O GT alerta para a necessidade de não se confundir o serviço público de comunicação social com a entidade ou as entidades actualmente encarregadas de o fazer. De facto, mais importante do que as instituições, é o serviço que elas devem prestar.
Isto que dizer o quê? Que todos os canais devem serviço público? De livre vontade ou obrigados? Se for de livre vontade, poderão não o fazer, se não tiverem vontade, o que é mais provável. Não se pode deixar as necessidades de serviço público ao sabor dos interesses comerciais de canais que precisam de vender publicidade e colocação de produtos para viver. Também não se pode obrigar canais privados a prestar um serviço público sem alterar a democraticidade do sistema.
Feitas estas afirmações, e muitas outras, que não são mais do que enchimento de chouriços, ou trocas de alhos por bugalhos, as propostas concretas são as seguintes:
Um só canal RTP, sem publicidade;
A RTP África acaba:
A RTP Internacional fica, tutelada pelo Ministério dos Negócios Estrangeiros;
As RTPs Açores e Madeira acabam
A Lusa é privatizada, com um contrato de fornecimento de serviço ao estado
Manutenção do Arquivo de Imagem Audiovisual da RTP, com garantias de preservação e disponibilização por parte do Estado;
Fim da ERC e entrada em vigor da auto-regulamentação;
Criação de um Provedor da Língua Portuguesa.
A ideia da RTPI ser tutelada pelo MNE, além de inédita no mundo, contraria precisamente a ideia, expressa muitas vezes no relatório, que é essencial preservar a independência política da comunicação social. Francamente, só faz sentido na Coreia do Norte ou em Cuba. O MNE não tem nem estruturas nem vocação para tal tutela.
O Arquivo seria preservado e disponibilizado por quem? Pelo ministério da Administração Interna? Como? Possivelmente cria-se mais um Instituto ou empresa pública só para isso...
A auto-regulamentação já se sabe no que dá...
O Provedor da Língua Portuguesa o que faria? Determinar que não se pode usar palavras estrangeiras ou estrangeiradas na comunicação social? Como procederia, multando os faltosos?

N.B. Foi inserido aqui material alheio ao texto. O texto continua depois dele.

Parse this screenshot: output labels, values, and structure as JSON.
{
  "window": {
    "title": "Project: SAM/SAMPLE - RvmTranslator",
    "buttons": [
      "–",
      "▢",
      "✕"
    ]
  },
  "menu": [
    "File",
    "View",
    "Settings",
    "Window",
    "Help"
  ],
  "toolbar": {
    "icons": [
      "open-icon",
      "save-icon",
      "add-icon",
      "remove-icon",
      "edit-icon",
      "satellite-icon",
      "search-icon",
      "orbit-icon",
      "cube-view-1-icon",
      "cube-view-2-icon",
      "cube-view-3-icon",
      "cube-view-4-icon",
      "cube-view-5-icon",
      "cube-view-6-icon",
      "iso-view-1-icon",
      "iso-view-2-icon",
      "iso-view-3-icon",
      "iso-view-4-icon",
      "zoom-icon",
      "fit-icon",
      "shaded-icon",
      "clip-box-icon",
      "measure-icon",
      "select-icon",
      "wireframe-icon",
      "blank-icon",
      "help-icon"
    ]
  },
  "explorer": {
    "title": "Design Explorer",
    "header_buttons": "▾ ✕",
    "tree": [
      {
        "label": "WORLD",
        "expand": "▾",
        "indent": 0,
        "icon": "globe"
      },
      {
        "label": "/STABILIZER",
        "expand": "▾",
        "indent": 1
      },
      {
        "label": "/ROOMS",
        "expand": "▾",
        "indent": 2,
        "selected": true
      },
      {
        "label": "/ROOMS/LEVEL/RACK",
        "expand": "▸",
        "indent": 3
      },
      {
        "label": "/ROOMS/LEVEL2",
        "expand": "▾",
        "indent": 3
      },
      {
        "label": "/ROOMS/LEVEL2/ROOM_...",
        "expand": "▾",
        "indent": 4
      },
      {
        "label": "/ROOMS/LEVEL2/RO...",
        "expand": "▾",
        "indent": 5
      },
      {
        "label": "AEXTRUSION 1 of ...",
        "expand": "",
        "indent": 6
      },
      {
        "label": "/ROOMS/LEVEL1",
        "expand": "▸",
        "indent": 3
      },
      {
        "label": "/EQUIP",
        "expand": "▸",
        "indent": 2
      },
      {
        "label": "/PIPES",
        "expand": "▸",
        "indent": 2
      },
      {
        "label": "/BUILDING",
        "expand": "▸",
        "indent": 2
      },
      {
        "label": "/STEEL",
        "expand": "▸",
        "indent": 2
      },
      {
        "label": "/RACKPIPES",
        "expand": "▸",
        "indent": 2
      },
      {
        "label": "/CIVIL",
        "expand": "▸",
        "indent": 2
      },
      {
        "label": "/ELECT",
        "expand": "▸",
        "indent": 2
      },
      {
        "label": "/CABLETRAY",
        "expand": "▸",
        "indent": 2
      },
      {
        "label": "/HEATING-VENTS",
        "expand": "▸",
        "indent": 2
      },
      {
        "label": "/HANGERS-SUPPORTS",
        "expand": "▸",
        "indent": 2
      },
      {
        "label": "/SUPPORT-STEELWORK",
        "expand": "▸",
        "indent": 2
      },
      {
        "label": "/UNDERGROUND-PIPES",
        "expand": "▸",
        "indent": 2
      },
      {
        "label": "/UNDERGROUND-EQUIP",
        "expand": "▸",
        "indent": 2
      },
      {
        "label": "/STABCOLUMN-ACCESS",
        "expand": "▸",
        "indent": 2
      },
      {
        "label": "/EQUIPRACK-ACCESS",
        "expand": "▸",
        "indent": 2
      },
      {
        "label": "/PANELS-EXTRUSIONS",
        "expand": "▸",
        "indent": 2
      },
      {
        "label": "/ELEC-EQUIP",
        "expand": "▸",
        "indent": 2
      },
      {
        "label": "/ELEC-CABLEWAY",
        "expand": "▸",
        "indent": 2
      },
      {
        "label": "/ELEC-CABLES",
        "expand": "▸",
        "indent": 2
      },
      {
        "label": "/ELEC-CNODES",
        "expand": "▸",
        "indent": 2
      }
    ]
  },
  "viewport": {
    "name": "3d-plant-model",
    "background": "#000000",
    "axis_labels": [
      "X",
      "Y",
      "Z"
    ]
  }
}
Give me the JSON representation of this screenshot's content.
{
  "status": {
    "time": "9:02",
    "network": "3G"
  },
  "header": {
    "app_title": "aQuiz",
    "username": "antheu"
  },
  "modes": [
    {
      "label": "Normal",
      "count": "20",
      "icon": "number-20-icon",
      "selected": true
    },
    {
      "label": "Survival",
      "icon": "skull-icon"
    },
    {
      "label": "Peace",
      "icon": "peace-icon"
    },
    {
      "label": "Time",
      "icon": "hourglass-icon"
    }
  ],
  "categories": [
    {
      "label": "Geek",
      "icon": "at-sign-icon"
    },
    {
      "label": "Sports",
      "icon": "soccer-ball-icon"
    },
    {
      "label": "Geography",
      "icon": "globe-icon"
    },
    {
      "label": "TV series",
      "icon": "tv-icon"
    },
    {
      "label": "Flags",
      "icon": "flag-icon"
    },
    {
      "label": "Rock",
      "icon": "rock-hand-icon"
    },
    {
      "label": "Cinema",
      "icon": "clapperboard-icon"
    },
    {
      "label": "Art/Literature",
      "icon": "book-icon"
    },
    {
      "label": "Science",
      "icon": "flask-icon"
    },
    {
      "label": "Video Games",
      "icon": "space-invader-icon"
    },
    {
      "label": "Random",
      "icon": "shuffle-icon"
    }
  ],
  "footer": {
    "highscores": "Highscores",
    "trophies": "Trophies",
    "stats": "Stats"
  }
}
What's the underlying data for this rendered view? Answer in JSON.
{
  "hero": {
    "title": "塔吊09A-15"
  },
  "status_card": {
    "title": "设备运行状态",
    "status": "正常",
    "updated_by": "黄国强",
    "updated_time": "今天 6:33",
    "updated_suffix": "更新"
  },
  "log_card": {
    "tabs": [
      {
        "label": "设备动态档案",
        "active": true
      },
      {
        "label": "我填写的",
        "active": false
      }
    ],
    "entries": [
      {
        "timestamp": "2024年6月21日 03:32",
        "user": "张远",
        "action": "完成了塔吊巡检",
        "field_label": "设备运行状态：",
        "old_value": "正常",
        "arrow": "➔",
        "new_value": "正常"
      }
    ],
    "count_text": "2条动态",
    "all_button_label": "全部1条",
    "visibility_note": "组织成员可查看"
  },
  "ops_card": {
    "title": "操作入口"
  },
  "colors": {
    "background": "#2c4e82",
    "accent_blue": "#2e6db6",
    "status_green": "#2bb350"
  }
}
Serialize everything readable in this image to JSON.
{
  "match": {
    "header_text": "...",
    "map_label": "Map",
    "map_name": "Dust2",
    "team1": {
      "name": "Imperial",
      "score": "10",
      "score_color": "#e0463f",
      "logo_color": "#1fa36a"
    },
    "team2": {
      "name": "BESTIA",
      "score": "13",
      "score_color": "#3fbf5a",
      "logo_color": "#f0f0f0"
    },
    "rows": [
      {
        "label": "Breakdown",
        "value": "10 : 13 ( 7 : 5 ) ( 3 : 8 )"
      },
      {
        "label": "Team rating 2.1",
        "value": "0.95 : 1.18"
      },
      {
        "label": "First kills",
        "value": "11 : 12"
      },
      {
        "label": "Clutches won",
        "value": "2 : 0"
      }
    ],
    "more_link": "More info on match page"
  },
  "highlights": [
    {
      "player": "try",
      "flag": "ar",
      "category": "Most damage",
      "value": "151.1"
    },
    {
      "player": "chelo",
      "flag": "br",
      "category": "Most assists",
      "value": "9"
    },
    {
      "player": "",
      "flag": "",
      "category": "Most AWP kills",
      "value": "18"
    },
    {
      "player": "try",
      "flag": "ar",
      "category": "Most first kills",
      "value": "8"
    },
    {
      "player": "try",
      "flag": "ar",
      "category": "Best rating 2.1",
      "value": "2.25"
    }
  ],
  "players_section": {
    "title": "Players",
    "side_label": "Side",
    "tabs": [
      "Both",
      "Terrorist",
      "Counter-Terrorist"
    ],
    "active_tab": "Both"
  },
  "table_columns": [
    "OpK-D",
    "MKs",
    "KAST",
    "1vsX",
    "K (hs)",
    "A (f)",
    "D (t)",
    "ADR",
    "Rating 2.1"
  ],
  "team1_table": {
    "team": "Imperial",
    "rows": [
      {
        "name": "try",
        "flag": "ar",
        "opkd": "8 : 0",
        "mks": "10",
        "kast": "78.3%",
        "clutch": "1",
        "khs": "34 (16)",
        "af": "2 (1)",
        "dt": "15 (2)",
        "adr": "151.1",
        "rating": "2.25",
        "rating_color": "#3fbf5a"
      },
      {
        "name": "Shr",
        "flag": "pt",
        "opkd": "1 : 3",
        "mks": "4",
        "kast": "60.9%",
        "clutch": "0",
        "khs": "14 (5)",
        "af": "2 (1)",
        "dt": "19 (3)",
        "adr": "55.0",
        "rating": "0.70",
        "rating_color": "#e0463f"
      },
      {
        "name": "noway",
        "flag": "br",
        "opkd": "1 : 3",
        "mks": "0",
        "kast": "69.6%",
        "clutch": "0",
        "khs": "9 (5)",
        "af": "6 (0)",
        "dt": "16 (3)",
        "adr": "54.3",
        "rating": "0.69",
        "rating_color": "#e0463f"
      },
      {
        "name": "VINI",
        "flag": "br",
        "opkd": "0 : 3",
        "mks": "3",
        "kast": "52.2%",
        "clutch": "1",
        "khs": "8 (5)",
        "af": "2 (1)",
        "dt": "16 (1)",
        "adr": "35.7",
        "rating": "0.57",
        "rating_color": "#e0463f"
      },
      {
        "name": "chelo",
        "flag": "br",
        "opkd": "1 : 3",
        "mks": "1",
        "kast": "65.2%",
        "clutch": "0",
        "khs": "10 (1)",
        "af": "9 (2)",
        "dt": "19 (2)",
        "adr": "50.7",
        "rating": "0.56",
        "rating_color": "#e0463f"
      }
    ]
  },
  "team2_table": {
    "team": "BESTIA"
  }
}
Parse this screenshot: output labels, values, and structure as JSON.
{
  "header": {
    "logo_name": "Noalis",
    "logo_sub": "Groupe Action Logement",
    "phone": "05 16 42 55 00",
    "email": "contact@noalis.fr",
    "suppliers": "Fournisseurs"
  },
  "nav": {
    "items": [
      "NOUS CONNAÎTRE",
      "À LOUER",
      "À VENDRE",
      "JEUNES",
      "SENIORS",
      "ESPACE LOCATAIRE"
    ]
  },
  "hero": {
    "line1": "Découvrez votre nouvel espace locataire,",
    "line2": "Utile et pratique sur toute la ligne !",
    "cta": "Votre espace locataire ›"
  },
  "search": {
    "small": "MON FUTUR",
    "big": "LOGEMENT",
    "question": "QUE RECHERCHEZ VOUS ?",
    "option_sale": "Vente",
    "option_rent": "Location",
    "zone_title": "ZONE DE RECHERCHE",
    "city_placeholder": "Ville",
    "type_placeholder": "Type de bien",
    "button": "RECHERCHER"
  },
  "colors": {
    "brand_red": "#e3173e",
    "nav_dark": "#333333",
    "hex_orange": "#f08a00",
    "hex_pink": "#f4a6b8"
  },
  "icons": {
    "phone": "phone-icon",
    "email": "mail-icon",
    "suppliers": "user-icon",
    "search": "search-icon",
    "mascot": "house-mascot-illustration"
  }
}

Não vamos ao ponto de dizer que a criação deste GT foi para fazer de Relvas o bom polícia, mas não há dúvida que não serve para nada. As definições que apresenta são redundantes, as propostas inúteis. O Governo fará o que quiser, e que será vender um dos canais a privados, fechar outros e reduzir as estruturas na empresa ao mínimo. Já começou a propor reformas antecipadas e rescisões amigáveis a muitos profissionais. Para isso, não precisava desta patetice.